Kepner Fuels a Study in Contrasts

April 22nd, 2009 by Alan Gottlieb ( http://blog.ednewscolorado.org)

Before 8 a.m. today, I was treated to one of those studies in contrast that make life so interesting.

It started with Thomas Friedman, over my morning coffee.

Friedman is an excellent columnist, turns a nifty phrase, and has changed many people’s thinking on globalization. Some would say by parroting corporate CEOs, but that is a topic for a different blog.

He comes a bit late to the school reform debate, but it’s a big (circus) tent and all are welcome.

In his column today, on America in decline, Friedman quotes a McKinsey consultant who makes an important point:

There are millions of kids who are in modern suburban schools “who don’t realize how far behind they are,” said Matt Miller, one of the authors. “They are being prepared for $12-an-hour jobs – not $40 to $50 an hour.”
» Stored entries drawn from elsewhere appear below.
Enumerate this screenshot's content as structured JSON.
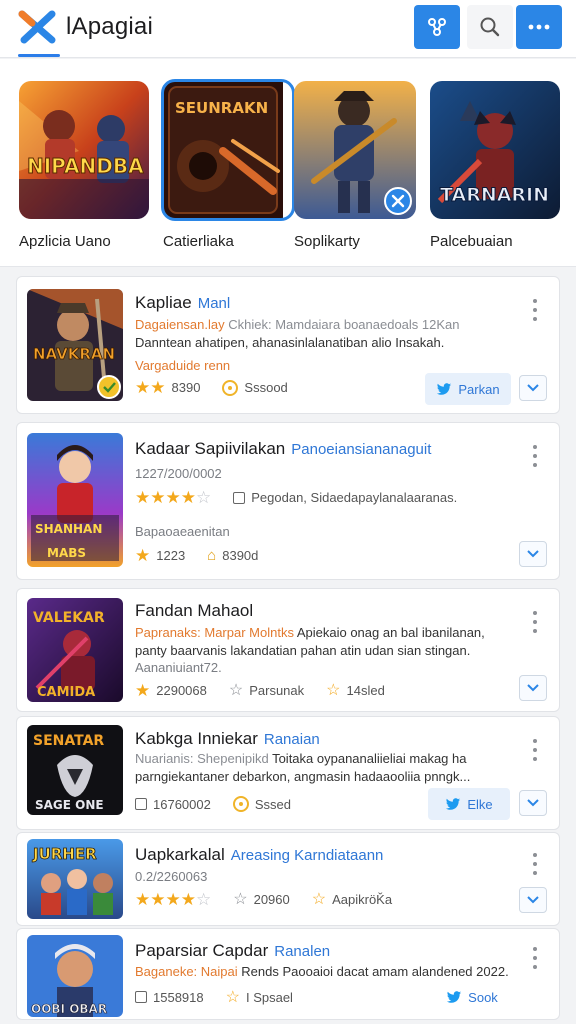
{
  "header": {
    "title": "lApagiai"
  },
  "featured": [
    {
      "label": "Apzlicia Uano",
      "art": "NIPANDBA"
    },
    {
      "label": "Catierliaka",
      "art": "SEUNRAKN"
    },
    {
      "label": "Soplikarty",
      "art": ""
    },
    {
      "label": "Palcebuaian",
      "art": "TARNARIN"
    }
  ],
  "cards": [
    {
      "title": "Kapliae",
      "accent": "Manl",
      "line1_orange": "Dagaiensan.lay",
      "line1_rest": "  Ckhiek: Mamdaiara boanaedoals 12Kan",
      "line2": "Danntean ahatipen, ahanasinlalanatiban alio Insakah.",
      "sub": "Vargaduide renn",
      "rating": "8390",
      "stat2": "Sssood",
      "share_label": "Parkan",
      "thumb_art": "NAVKRAN"
    },
    {
      "title": "Kadaar Sapiivilakan",
      "accent": "Panoeiansiananaguit",
      "line1": "1227/200/0002",
      "line2_rest": "Pegodan,  Sidaedapaylanalaaranas.",
      "sub": "Bapaoaeaenitan",
      "rating": "1223",
      "stat2": "8390d",
      "thumb_art": "SHANHAN"
    },
    {
      "title": "Fandan Mahaol",
      "line1_orange": "Papranaks: Marpar Molntks",
      "line1_rest": " Apiekaio onag an bal ibanilanan,",
      "line2": "panty baarvanis lakandatian pahan atin udan sian stingan.",
      "sub": "Aananiuiant72.",
      "rating": "2290068",
      "stat2": "Parsunak",
      "stat3": "14sled",
      "thumb_art": "VALEKAR"
    },
    {
      "title": "Kabkga Inniekar",
      "accent": "Ranaian",
      "line1_orange": "Nuarianis: Shepenipikd",
      "line1_rest": "   Toitaka oypananaliieliai makag  ha",
      "line2": "parngiekantaner debarkon, angmasin hadaaooliia pnngk...",
      "rating": "16760002",
      "stat2": "Sssed",
      "share_label": "Elke",
      "thumb_art": "SENATAR"
    },
    {
      "title": "Uapkarkalal",
      "accent": "Areasing Karndiataann",
      "line1": "0.2/2260063",
      "rating": "20960",
      "stat3": "AapikröǨa",
      "thumb_art": "JURHER"
    },
    {
      "title": "Paparsiar Capdar",
      "accent": "Ranalen",
      "line1_orange": "Baganeke: Naipai",
      "line1_rest": "Rends Paooaioi dacat amam alandened 2022.",
      "rating": "1558918",
      "stat2": "I Spsael",
      "share_label": "Sook",
      "thumb_art": "OOBI OBAR"
    }
  ],
  "colors": {
    "accent": "#2b86e6",
    "star": "#f3a81c",
    "orange_text": "#e27a2f"
  }
}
All too often many people assume that the woes besieging our nation belong to cities alone. Nothing could be farther from the truth. There are a lot of satisfied consumers (and, truth be told, educators) in the ‘burbs who think their kids are being well prepared for post-secondary life. But a look at remediation rates should set them straight.

After reading Friedman’s column, I headed over to Denver’s high-poverty Kepner Middle School for a breakfast honoring the Kepner Educational Excellence Program. Miracle worker Carrie Olson, a one-in-a-million teacher, has been taking inner-city kids on trips to Europe for the past six years and Washington D.C. for the past 16. Kids and their parents raise all the money for the trips, with a boost from KEEP a non-profit created to support the program.

At today’s breakfast, the mother of one girl, now in high school, broke down in sobs while describing how her daughter’s eighth-grade trip to Europe propelled her out of the neighborhood mind-set of girls wanting to start having babies as soon as they are biologically able to reproduce.

And two eighth-graders described being moved to tears while standing in the room in Amsterdam where Anne Frank penned her diary, which they read before and after their trip.

I’m betting Ms. Olson’s kids will beat the odds and make it to college and beyond. One big reason is that their teacher is driven by a sense of urgency that, despite rhetoric to the contrary, seems to be lacking in too many schools, urban and suburban.